Defining key Solr terms

Solr terms include several names for an index of documents and configuration on a single node.

In a distributed environment, such as DataStax Enterprise and Cassandra, the data is spread over multiple nodes. In Solr, there are several names for an index of documents and configuration on a single node:
  • A Solr core
  • A collection
  • One shard of a collection

Each document in a Solr core/collection is considered unique and contains a set of fields that adhere to a user-defined schema. The schema lists the field types and how they should be indexed. DSE Search maps Solr cores/collections to Cassandra tables. Each table has a separate Solr core/collection on a particular node. Solr documents are mapped to Cassandra rows, and document fields to columns. The shard is analogous to a partition of the table. The Cassandra keyspace is a prefix for the name of the Solr core/collection and has no counterpart in Solr.

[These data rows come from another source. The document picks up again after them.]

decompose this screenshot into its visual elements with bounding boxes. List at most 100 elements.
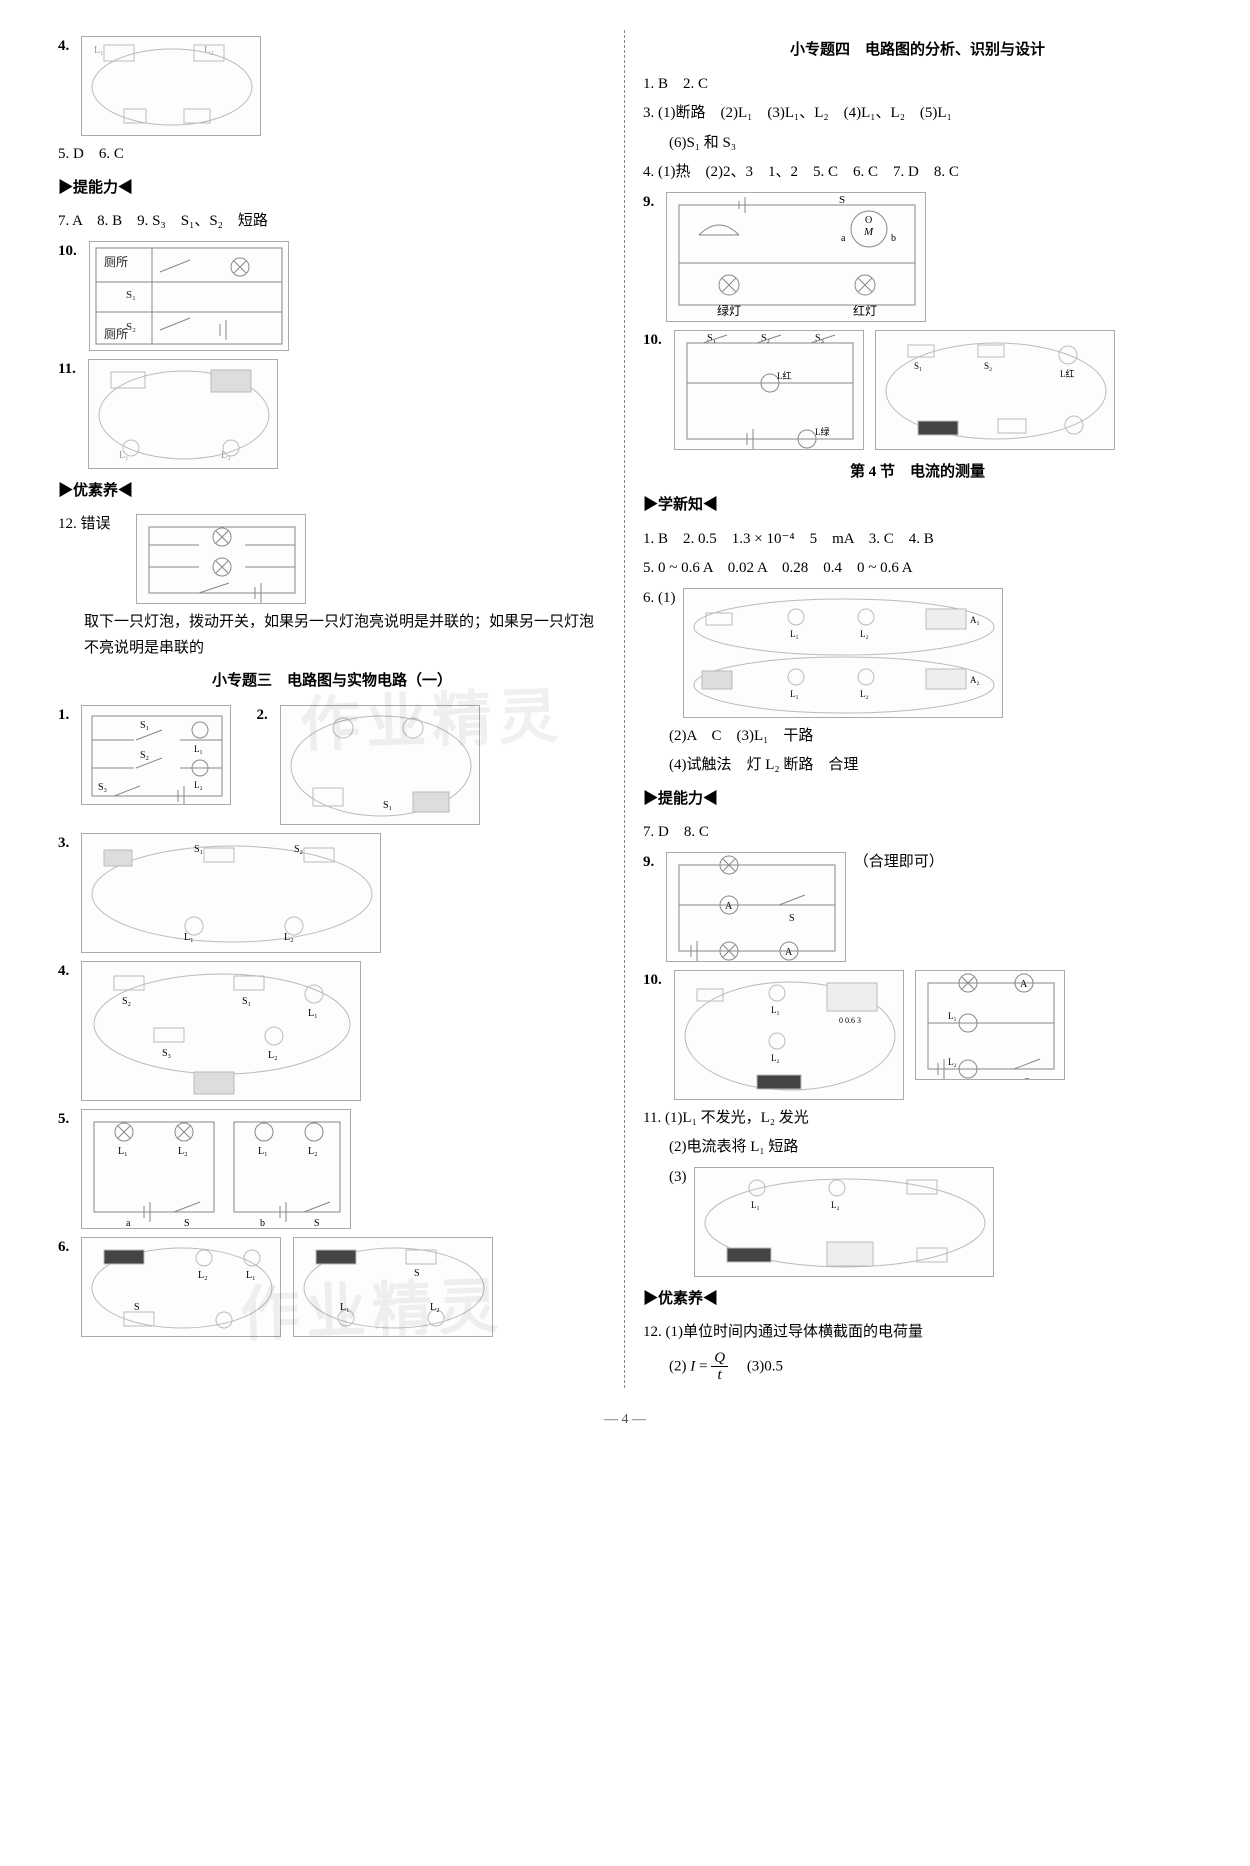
r-q3b: (6)S₁ 和 S₃ xyxy=(643,131,1192,157)
page: 作业精灵 作业精灵 4. L₁L₂ 5. D 6. C ▶提能力◀ 7. A 8… xyxy=(40,30,1210,1388)
svg-text:L₂: L₂ xyxy=(178,1146,188,1157)
r-q9-figure: S OM ab 绿灯 红灯 xyxy=(666,192,926,322)
svg-text:L₂: L₂ xyxy=(771,1053,780,1063)
svg-text:L₁: L₁ xyxy=(258,1146,268,1157)
svg-text:S: S xyxy=(314,1218,320,1228)
topic3-title: 小专题三 电路图与实物电路（一） xyxy=(58,669,606,695)
r-q9-row: 9. S OM ab 绿灯 红灯 xyxy=(643,190,1192,324)
t3-q4-figure: S₂ S₁ L₁ S₃ L₂ xyxy=(81,961,361,1101)
svg-text:S₂: S₂ xyxy=(140,750,149,761)
svg-text:L₁: L₁ xyxy=(194,744,203,754)
formula-I: I xyxy=(690,1358,695,1374)
svg-text:S₃: S₃ xyxy=(162,1048,171,1059)
r-q9-label: 9. xyxy=(643,190,654,216)
svg-text:L₂: L₂ xyxy=(194,780,203,790)
svg-text:S: S xyxy=(789,913,795,924)
s4-q10-label: 10. xyxy=(643,968,662,994)
r-q10-figure-a: S₁ S₂ S₃ L红 L绿 xyxy=(674,330,864,450)
svg-text:L₁: L₁ xyxy=(118,1146,128,1157)
svg-text:S₁: S₁ xyxy=(126,289,136,301)
t3-q5-label: 5. xyxy=(58,1107,69,1133)
q12-figure xyxy=(136,514,306,604)
svg-text:A₂: A₂ xyxy=(970,675,980,685)
page-number: — 4 — xyxy=(40,1408,1210,1432)
t3-q3-figure: S₁ S₂ L₁ L₂ xyxy=(81,833,381,953)
t3-q2-figure: S₁ xyxy=(280,705,480,825)
r-q10-row: 10. S₁ S₂ S₃ L红 L绿 S₁ S₂ L红 xyxy=(643,328,1192,452)
svg-text:S₁: S₁ xyxy=(140,720,149,731)
q4-figure: L₁L₂ xyxy=(81,36,261,136)
svg-text:L₂: L₂ xyxy=(430,1302,440,1313)
q11-figure: L₁L₂ xyxy=(88,359,278,469)
t3-q1-figure: S₁ L₁ S₂ L₂ S₃ xyxy=(81,705,231,805)
s4-q10-row: 10. L₁ 0 0.6 3 L₂ A L₁ L₂ S xyxy=(643,968,1192,1102)
svg-text:L₂: L₂ xyxy=(198,1270,208,1281)
s4-q9-row: 9. A S A （合理即可） xyxy=(643,850,1192,964)
s4-q11c-row: (3) L₁ L₂ xyxy=(643,1165,1192,1279)
svg-text:L₁: L₁ xyxy=(790,689,799,699)
svg-text:S: S xyxy=(839,195,845,206)
t3-q6-figure-b: S L₁ L₂ xyxy=(293,1237,493,1337)
svg-text:S₁: S₁ xyxy=(914,361,922,371)
s4-q6b: (2)A C (3)L₁ 干路 xyxy=(643,724,1192,750)
svg-text:L₂: L₂ xyxy=(831,1200,840,1210)
fraction-Q-over-t: Q t xyxy=(711,1350,728,1384)
s4-q9-figure: A S A xyxy=(666,852,846,962)
svg-text:L₁: L₁ xyxy=(948,1011,957,1021)
t3-q4-label: 4. xyxy=(58,959,69,985)
t3-q5-row: 5. L₁ L₂ S a L₁ L₂ S b xyxy=(58,1107,606,1231)
r-q10-label: 10. xyxy=(643,328,662,354)
r-q3a: 3. (1)断路 (2)L₁ (3)L₁、L₂ (4)L₁、L₂ (5)L₁ xyxy=(643,101,1192,127)
learn-header: ▶学新知◀ xyxy=(643,493,1192,519)
q4-label: 4. xyxy=(58,34,69,60)
q4-row: 4. L₁L₂ xyxy=(58,34,606,138)
svg-text:L₂: L₂ xyxy=(860,689,869,699)
svg-text:L₁: L₁ xyxy=(94,45,104,56)
svg-text:a: a xyxy=(126,1218,131,1228)
fraction-denominator: t xyxy=(711,1367,728,1384)
svg-text:A: A xyxy=(1020,979,1028,990)
svg-text:L₂: L₂ xyxy=(268,1050,278,1061)
s4-q12b-pre: (2) xyxy=(669,1358,687,1374)
s4-q11a: 11. (1)L₁ 不发光，L₂ 发光 xyxy=(643,1106,1192,1132)
s4-q12a: 12. (1)单位时间内通过导体横截面的电荷量 xyxy=(643,1320,1192,1346)
svg-text:S₂: S₂ xyxy=(761,333,770,344)
svg-text:S₁: S₁ xyxy=(194,844,203,855)
svg-text:0 0.6 3: 0 0.6 3 xyxy=(839,1016,861,1025)
s4-q11b: (2)电流表将 L₁ 短路 xyxy=(643,1135,1192,1161)
ability-header-left: ▶提能力◀ xyxy=(58,176,606,202)
q7-9-row: 7. A 8. B 9. S₃ S₁、S₂ 短路 xyxy=(58,209,606,235)
s4-q7-8: 7. D 8. C xyxy=(643,820,1192,846)
svg-text:L绿: L绿 xyxy=(815,426,830,437)
svg-text:厕所: 厕所 xyxy=(104,327,128,341)
q10-label: 10. xyxy=(58,239,77,265)
svg-text:L₂: L₂ xyxy=(308,1146,318,1157)
s4-q9-label: 9. xyxy=(643,850,654,876)
s4-q1-4: 1. B 2. 0.5 1.3 × 10⁻⁴ 5 mA 3. C 4. B xyxy=(643,527,1192,553)
s4-q12b-post: (3)0.5 xyxy=(732,1358,783,1374)
svg-text:L₁: L₁ xyxy=(246,1270,256,1281)
svg-text:S₃: S₃ xyxy=(98,782,107,793)
t3-q2-label: 2. xyxy=(257,703,268,729)
r-q4-8: 4. (1)热 (2)2、3 1、2 5. C 6. C 7. D 8. C xyxy=(643,160,1192,186)
svg-text:b: b xyxy=(891,233,896,244)
t3-q6-row: 6. L₂ L₁ S S L₁ L₂ xyxy=(58,1235,606,1339)
q10-figure: 厕所 S₁ S₂ 厕所 xyxy=(89,241,289,351)
t3-q6-figure-a: L₂ L₁ S xyxy=(81,1237,281,1337)
q10-row: 10. 厕所 S₁ S₂ 厕所 xyxy=(58,239,606,353)
fraction-numerator: Q xyxy=(711,1350,728,1368)
s4-q5: 5. 0 ~ 0.6 A 0.02 A 0.28 0.4 0 ~ 0.6 A xyxy=(643,556,1192,582)
t3-q4-row: 4. S₂ S₁ L₁ S₃ L₂ xyxy=(58,959,606,1103)
svg-text:厕所: 厕所 xyxy=(104,255,128,269)
q11-row: 11. L₁L₂ xyxy=(58,357,606,471)
q12-row: 12. 错误 xyxy=(58,512,606,606)
t3-q1-2-row: 1. S₁ L₁ S₂ L₂ S₃ 2. xyxy=(58,703,606,827)
s4-q10-figure-a: L₁ 0 0.6 3 L₂ xyxy=(674,970,904,1100)
svg-text:S: S xyxy=(1024,1077,1030,1079)
t3-q3-label: 3. xyxy=(58,831,69,857)
s4-q10-figure-b: A L₁ L₂ S xyxy=(915,970,1065,1080)
svg-text:L₁: L₁ xyxy=(308,1008,318,1019)
svg-text:S₃: S₃ xyxy=(815,333,824,344)
svg-text:L₁: L₁ xyxy=(771,1005,780,1015)
svg-text:S₁: S₁ xyxy=(242,996,251,1007)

This table shows the relationship between Cassandra and Solr concepts:

Cassandra Solr--single node environment Solr--distributed environment
Table Solr core or collection Collection
Row Document Document
Primary key Unique key Unique key
Column Field Field
Node N/A Node
Partition N/A Shard
Keyspace N/A N/A

With Cassandra replication, a Cassandra node or Solr core contains more than one partition (shard) of table (collection) data. Unless the replication factor equals the number of cluster nodes, the Cassandra node or Solr core contains only a portion of the data of the table or collection.